There is a delightful surprise about the way in which a familiar object looms up suddenly, a dim remote shape, and then as swiftly reveals the well-known outline. My path takes me past the line, and I hear a train that I cannot see roar past. I hear the sharp crack of the fog signals and the whistle blown. I pass close to the huge, dripping signals; there, in a hut beside a brazier, sits a plate-layer with his pole, watching the line, ready to push the little disc off the metals if the creaking signal overhead moves. In another lonely place stands a great luggage train waiting. The little chimney of the van smokes, and I hear the voices of guards and shunters talking cheerily together. I draw nearer home, and enter the college by the garden entrance. The black foliage of the ilex lowers overhead, and then in a moment, out of an overshadowing darkness, rises a battlemented tower like a fairy castle, with lights in the windows streaming out with straight golden rays into the fog. Below, the arched doorway reveals the faintly-lighted arches of the cloisters. The hanging, clinging, soaking mist—how it heightens the value, the comfort of the lighted windows of studious, fire-warmed rooms.
And then what a wealth of pleasant images rises in the mind. I find myself thinking how the reading of certain authors is like this mist-walking; one seems to move in a dreary, narrow circle, and then suddenly a dim horror of blackness stands up; and then, again, in a moment one sees that it is some familiar thought which has thus won a stateliness, a remote mystery, from the atmosphere out of which it leans.

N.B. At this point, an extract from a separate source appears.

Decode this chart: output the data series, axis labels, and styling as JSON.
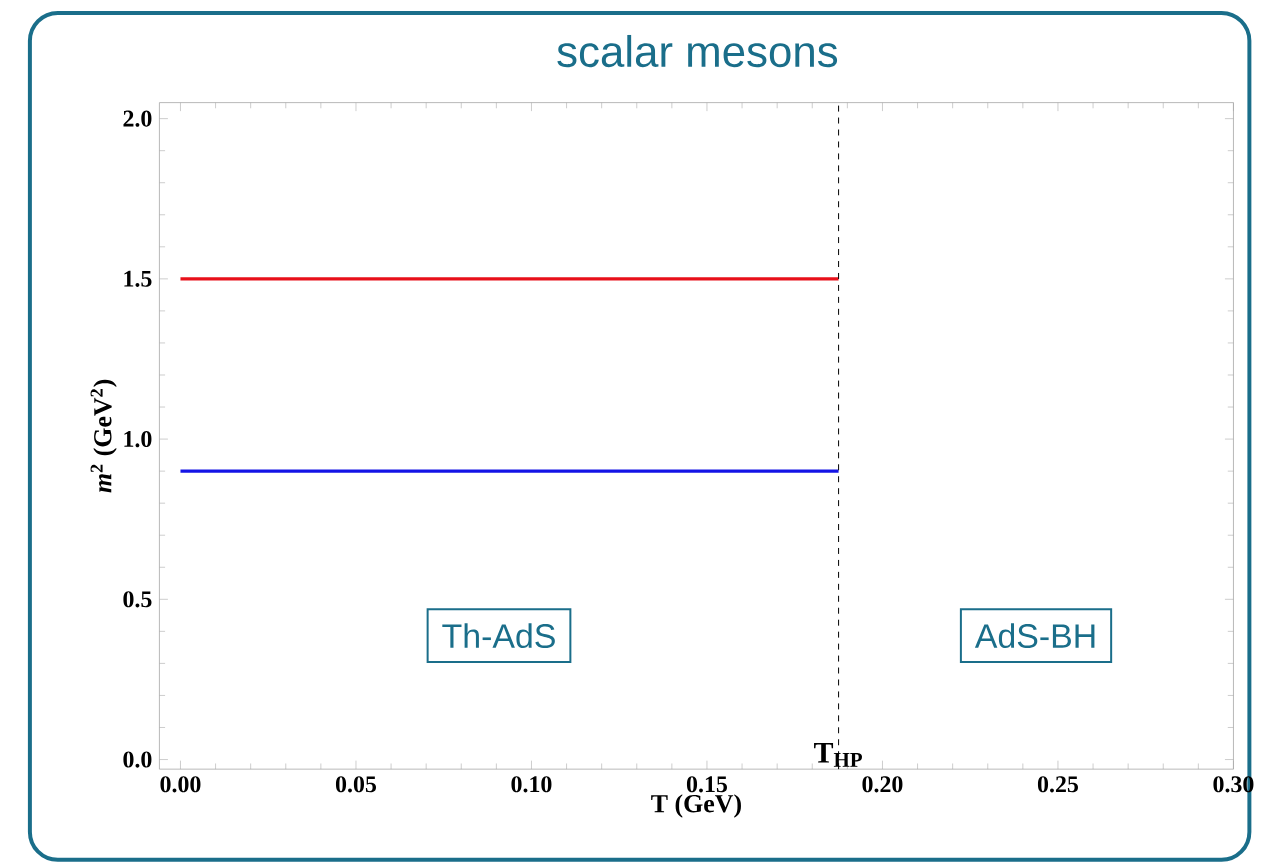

Or, better still, how like these fog-wrapped days are to seasons of mental heaviness, when the bright, distant landscape is all swallowed up and cherished landmarks disappear. One walks in a vain shadow; and then the surprises come; something, which in its familiar aspect stirs no tangible emotion, in an instant overhangs the path, shrouded in dim grandeur and solemn awe. Days of depression have this value, that they are apt to reveal the sublimity, the largeness of well-known thoughts, all veiled in a melancholy magnificence. Then, too, one gains an inkling of the sweetness of the warm corners, the lighted rooms of life, the little centre of brightness which one can make in one's own retired heart, and which gives the sense of welcome, the quiet delights of home-keeping, the warmth of the contented mind.